Normally when I’m asked that type of question about anything ranging from the time since we last met up, to the time since starting a new job, to the time since a child was born, my answer is typically along the lines of “…it seems like only yesterday…”
(I should add that this response is usually delivered in an incredulous voice as if to question the accuracy of the very passage of time itself)
But this occasion is different. I really do feel as if I have been away from Australia for a long time.
I have witnessed one complete cycle of the seasons – from an unseasonably warm March 2012, through the glorious Olympic summer and the golden autumn of last year to the frosts of winter and on again to an unseasonably chilly March 2013.
I have packed a lot into the last 12 months, what with relocating, setting up a new home (and indeed a whole new life), becoming a father again and starting a new job.
I’ve caught up with old friends and made new ones. I’ve seen my kids settle in to new schools and my wife become integrated into a whole network of local communities.
I’ve got to spend time with my family.
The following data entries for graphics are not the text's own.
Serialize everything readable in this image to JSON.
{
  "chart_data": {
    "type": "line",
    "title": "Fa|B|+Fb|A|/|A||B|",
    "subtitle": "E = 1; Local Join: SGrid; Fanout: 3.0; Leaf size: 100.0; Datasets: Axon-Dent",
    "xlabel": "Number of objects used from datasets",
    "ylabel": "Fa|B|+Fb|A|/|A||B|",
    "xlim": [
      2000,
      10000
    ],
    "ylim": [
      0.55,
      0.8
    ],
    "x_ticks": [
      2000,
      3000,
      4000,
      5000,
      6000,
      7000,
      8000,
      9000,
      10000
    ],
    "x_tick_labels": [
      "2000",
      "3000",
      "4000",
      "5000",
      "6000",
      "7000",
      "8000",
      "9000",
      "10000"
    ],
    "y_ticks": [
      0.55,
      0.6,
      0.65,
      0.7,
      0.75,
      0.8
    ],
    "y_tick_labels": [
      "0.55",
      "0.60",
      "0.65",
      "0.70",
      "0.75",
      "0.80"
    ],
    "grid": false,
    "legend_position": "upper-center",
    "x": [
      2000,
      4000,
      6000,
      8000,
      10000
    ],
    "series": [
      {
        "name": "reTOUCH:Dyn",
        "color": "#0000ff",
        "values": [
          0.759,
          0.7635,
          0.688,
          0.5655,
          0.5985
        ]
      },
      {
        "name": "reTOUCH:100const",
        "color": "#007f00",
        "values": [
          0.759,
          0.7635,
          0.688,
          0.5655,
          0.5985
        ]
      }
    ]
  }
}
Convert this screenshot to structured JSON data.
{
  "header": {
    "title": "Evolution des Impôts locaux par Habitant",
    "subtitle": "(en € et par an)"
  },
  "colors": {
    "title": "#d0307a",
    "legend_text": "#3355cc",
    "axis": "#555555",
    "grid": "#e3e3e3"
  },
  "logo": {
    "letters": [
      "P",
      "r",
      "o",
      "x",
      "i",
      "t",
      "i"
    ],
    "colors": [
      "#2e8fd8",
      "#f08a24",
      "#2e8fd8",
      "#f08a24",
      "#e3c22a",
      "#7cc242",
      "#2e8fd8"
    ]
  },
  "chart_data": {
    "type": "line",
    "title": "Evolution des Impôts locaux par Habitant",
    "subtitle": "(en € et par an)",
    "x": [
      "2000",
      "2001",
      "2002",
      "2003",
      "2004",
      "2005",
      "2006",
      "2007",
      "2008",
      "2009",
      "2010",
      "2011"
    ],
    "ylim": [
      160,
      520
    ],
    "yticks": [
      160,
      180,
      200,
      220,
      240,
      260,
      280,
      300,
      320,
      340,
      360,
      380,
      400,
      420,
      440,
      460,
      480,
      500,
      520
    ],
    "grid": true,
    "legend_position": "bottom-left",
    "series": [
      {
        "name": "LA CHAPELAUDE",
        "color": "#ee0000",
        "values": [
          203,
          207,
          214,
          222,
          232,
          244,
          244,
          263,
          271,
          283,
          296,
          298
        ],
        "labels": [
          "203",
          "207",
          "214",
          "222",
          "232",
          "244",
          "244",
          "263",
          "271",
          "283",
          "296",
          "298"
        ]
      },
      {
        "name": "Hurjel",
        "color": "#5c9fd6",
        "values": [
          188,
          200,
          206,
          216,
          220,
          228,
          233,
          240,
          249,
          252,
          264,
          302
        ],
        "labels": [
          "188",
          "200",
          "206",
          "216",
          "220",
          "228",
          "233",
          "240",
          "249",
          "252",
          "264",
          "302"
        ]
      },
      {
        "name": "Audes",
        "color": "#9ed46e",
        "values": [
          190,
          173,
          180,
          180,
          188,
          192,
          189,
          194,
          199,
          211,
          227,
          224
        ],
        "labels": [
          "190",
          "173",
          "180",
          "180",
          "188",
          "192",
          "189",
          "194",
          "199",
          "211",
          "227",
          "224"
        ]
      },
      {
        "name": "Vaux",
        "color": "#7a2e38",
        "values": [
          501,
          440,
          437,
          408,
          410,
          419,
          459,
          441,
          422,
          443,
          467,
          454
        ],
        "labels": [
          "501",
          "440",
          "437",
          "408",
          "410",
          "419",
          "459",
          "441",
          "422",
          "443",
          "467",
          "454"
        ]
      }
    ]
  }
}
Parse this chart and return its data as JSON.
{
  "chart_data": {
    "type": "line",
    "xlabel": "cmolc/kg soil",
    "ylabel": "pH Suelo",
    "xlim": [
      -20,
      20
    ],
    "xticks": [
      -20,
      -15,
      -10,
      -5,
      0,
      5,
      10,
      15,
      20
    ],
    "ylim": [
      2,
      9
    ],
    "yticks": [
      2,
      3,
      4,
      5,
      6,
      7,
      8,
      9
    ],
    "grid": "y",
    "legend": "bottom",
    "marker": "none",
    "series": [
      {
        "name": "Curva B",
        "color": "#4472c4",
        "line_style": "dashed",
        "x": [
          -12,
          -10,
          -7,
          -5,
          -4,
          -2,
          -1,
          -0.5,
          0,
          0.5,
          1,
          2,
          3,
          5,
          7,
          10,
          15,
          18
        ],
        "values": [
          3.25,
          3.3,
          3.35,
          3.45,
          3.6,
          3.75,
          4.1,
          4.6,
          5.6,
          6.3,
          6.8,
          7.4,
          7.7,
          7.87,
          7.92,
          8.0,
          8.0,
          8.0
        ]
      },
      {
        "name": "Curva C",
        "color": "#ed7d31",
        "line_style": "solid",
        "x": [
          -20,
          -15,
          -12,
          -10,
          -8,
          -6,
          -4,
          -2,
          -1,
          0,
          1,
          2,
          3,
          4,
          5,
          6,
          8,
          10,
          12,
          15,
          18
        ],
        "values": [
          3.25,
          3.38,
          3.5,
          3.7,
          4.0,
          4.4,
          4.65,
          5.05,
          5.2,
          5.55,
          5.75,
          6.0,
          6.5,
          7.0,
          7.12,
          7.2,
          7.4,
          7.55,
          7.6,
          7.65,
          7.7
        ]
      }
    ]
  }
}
Relaxed, spontaneous time, rather than the rushed “when will I see you again” moments of previous holidays back in the UK.
I’ve been out and about a lot, experiencing the beautiful English countryside that I now realise I had missed a lot more than I thought.
All up, I have done loads. Indeed, sometimes I scroll through the photos I have taken on my phone over the last year to remind myself of just how much I have done.
Hey, I’ve even managed to write 93 blog posts along the way.
When I think back to my life in Sydney it somehow seems a long way away and a long time ago. In fact, it almost seems as if it was the life of another person. It’s hard to believe it was me and that I lived there for so long. And now I don’t.
I stay in regular touch with events down under in terms of general news (Gillard still in trouble, with Rudd lurking eh? – no change there then), sporting news (Roosters looking a bit better?) and news of my many Aussie friends, posting endless photos of beaches and outdoor dining on social media as I rug up and tuck into yet another nourishing soup.
I’m sure a fair amount has moved on in Australia in the last year too, but from afar, it does give the reassuring impression of permanence and stability, thus giving my own life-changing adventures an extra frisson of daring.
Parts of my old Australian self do still crop up – I wrote a document with $$ signs in it yesterday and then asked for the ‘white out’ to correct something else (Tip-ex, in case you wondered) – but the longer I am back here, the less frequent these little foibles become.
One year on, I feel settled and comfortable ‘Back home’. I retain many golden memories of my past in Sydney and have many exciting things to look forward to in the future.
But for now, I’m just enjoying living in the moment – appreciating all the opportunities that the move has given me to reinvent my life over the last 12 months.
If I get asked ‘that’ question tomorrow, I know what I’ll be saying – “Yes it does feel like a year…and what a year it has been too”.
My main challenge however is “how do I possibly follow it up over the next 12 months?”
I guess you’ll have to check back here on March 28th 2014 and I’ll let you know.